We started moving around because we got a bunch of conflicting police orders. One cop told us to go one way, another said another way. While that was going on they brought another net from the other side of 12th Street. We were netted in on both sides. [ed: DCPI wouldn’t confirm or deny any of this; the officer said “there were numerous arrests in that area” and that they couldn’t speak to specific incidents.]
Did you get out?
One white-shirted cop and a bunch of blue shirts approached. They wordlessly threw a man against the wall and handcuffed him. After that arrest they told us all to stand against the wall. I was one of the last people to be arrested. I kept asking what I did wrong, saying I’m just a kid, I’m a minor, I want to go home and do my homework. I remember a cop saying “your pleas fall on deaf ears.”
A cop turned me around and arrested me and we all sat against the wall. We weren’t informed of why we were being arrested and very few of us were actually told we were under arrest, but I don’t know if that’s a thing.
How did they take all of you down to be booked?
After 20 minutes they took us into different vehicles. I got into a bus with about 35 other people and about seven cops. There were people outside the bus chanting. My handcuffs were really loose and I managed to raise up my hand and do a peace sign to everyone outside the bus. Everyone did a peace sign back.
I was crying at some points because it was my first time being arrested. I was so flustered by the entire situation.
The bus ride lasted an hour. We drove from 12th and University to One Police Plaza. We tried to keep it as jovial as we could; we made jokes. Some guy pressed the “stop requested” button about five minutes after the door closed.
We got to One Police Plaza and they kept counting and recounting us in the bus for 45 minutes. They had one male cop count the men, one female cop for the women, and they still weren’t satisfied. One woman was messing up the count because she was very androgynous-looking; they pulled her out of the bus and asked if she was a man or a woman.
Then me and seven other people were put into a van where we waited another 35 minutes. A couple of officers came by and talked to us. I don’t know if this was “good cop-bad cop,” but if they were genuine, the cops started agreeing with us. They were asking why the protest is going on, and we gave them our explanations. They’re working class guys whose pensions are at stake. Ideologically they were with us. The blue shirted cops were nice, the white shirt ones, not so much.
One guy said “I don’t know why I’m doing this, I’m sorry you have to go through this.”
When were you actually put in jail?
After waiting an hour and 15 minutes total. It was about 5 at that point — I was arrested at like 3:15 or 3:30. We finally start getting processed, and they put us in a holding cell.
How many of you were in the holding cell?

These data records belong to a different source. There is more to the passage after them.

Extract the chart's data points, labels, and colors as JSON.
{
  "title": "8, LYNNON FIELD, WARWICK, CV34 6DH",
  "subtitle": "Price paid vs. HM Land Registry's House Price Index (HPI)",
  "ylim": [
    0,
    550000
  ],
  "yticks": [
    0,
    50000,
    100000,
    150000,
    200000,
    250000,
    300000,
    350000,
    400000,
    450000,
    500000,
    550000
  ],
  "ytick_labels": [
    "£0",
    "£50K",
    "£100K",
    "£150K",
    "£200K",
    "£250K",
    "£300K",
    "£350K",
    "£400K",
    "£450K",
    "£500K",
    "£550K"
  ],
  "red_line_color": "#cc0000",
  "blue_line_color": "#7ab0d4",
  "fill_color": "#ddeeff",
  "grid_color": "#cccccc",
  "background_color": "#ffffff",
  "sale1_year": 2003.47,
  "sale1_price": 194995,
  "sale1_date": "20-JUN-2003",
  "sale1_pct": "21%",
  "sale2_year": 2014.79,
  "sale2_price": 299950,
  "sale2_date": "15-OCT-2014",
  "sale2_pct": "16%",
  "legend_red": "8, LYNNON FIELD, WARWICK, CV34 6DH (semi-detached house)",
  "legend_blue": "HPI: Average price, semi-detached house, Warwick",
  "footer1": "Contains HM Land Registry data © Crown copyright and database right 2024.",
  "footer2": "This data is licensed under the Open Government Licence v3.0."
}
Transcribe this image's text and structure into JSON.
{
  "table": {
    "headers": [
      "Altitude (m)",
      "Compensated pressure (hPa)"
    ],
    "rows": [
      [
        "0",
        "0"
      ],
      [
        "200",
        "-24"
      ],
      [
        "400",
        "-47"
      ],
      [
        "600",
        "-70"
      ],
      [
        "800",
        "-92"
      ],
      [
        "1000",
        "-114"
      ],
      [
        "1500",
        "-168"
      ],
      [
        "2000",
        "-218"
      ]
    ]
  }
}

There ended up being about 40 people in the holding cell. At first we were basically silent. I ended up meeting a lot of cool people there inside the jail. The newcomers trickled in. We applauded each time a new person came in and patted them on the back.
How long were you in custody?
I was in police detention but not jail for two and a half hours. I ended up being in jail for about six. It took them about seven hours [ed: from when they were arrested] to get us food.
What did they feed you?
Well, they brought in a water cooler but it took them 30 minutes to bring in cups. Then they brought what they said were PB&J sandwiches but with no jelly. And cheese sandwiches and milk. We had leftovers and were allowed to stockpile a bit.
We could overhear the cops talking; one guy was like, “I’d better get my drink on after all these protesters. They ruined my motherfucking day.”
When were you released?
Around 11:30. We were released by groups according to our arresting officers. I was like the seventh person to leave, so I don’t know the exact way they did the rest.
Did your parents know where you were? Had they been worried?
My arresting officer called them about four hours after I was taken into custody and told them I was safe and O.K. Yeah, they were very worried and at first they were extremely angry at me. They said it was “anger produced of fear” — you know, not wanting their son in jail, wondering if it would affect my college applications.
Ben’s court date is November 3rd. He says he hasn’t been back to the protests since Saturday for fear of being arrested.